Development of a Portable Tomato Ripeness Measuring Instrument Based on Spectroscopy and Machine Learning Models Dimas Firmanda Al Riza[1]*, Rifqi Fadhlurrohman[2], Setiyaki Aruma Nandi[1], Marchella Alifian Amin Lestiawan[3], Rifda Alfia Safina[3], Ahmad Gibran M.[3], Nadya Agustin Nur Faizah[3]

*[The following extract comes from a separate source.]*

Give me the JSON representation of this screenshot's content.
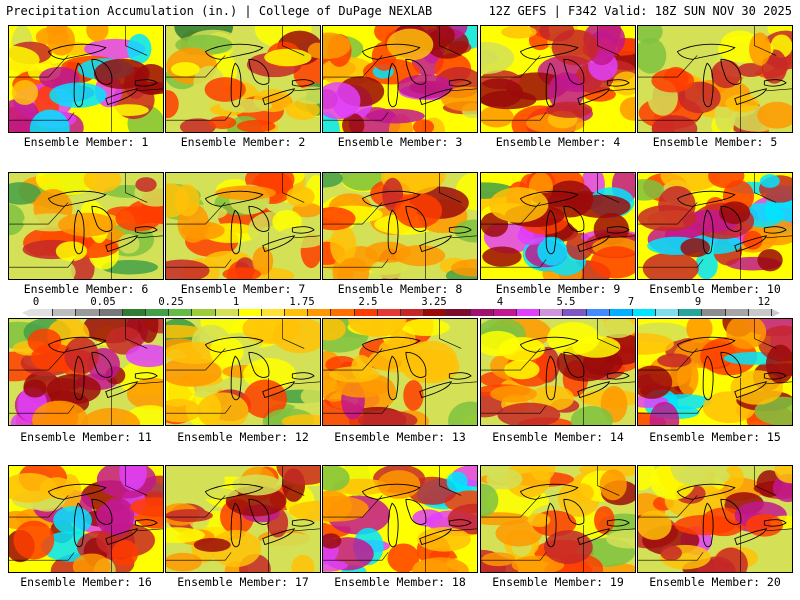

1 Department of Biosystems Engineering, Faculty of Agricultural Technology, Universitas Brawijaya, Malang, Indonesia 65145
2 Department of Agroindustrial Technology, Faculty of Agricultural Technology, Universitas Brawijaya, Malang, Indonesia 65145
3 Department of Food Science and Biotechnology, Faculty of Agricultural Technology, Universitas Brawijaya, Malang, Indonesia 65145
*Corresponding author: dimasfirmanda[at]ub.ac.id
Abstract
Determining fruit ripeness is an important factor that plays a role in the distribution of fruit commodities because it affects the quality and selling value of the product. In tomato plants, fruit ripeness only relies on the external appearance of the fruit seen by the eye, this method produces subjective results and requires a lot of resources and time to evaluate tomatoes on a large scale. Spectroscopy technology integrated with machine learning can be used to predict fruit ripeness based on factors that change during the ripening process such as brix content, acidity, and firmness. This study took data from these 3 factors non-destructively and then processed them using several machine learning models. The Random Forest Regression model showed the best results where the brix model had an R square value of 0.147 with a Mean Square Error (MSE) value of 20,192. Then, the firmness model had an R square value of 0.678 and an MSE of 1,748. Then, the acidity model had an R square value of 0.817 and 0.004 for the MSE value.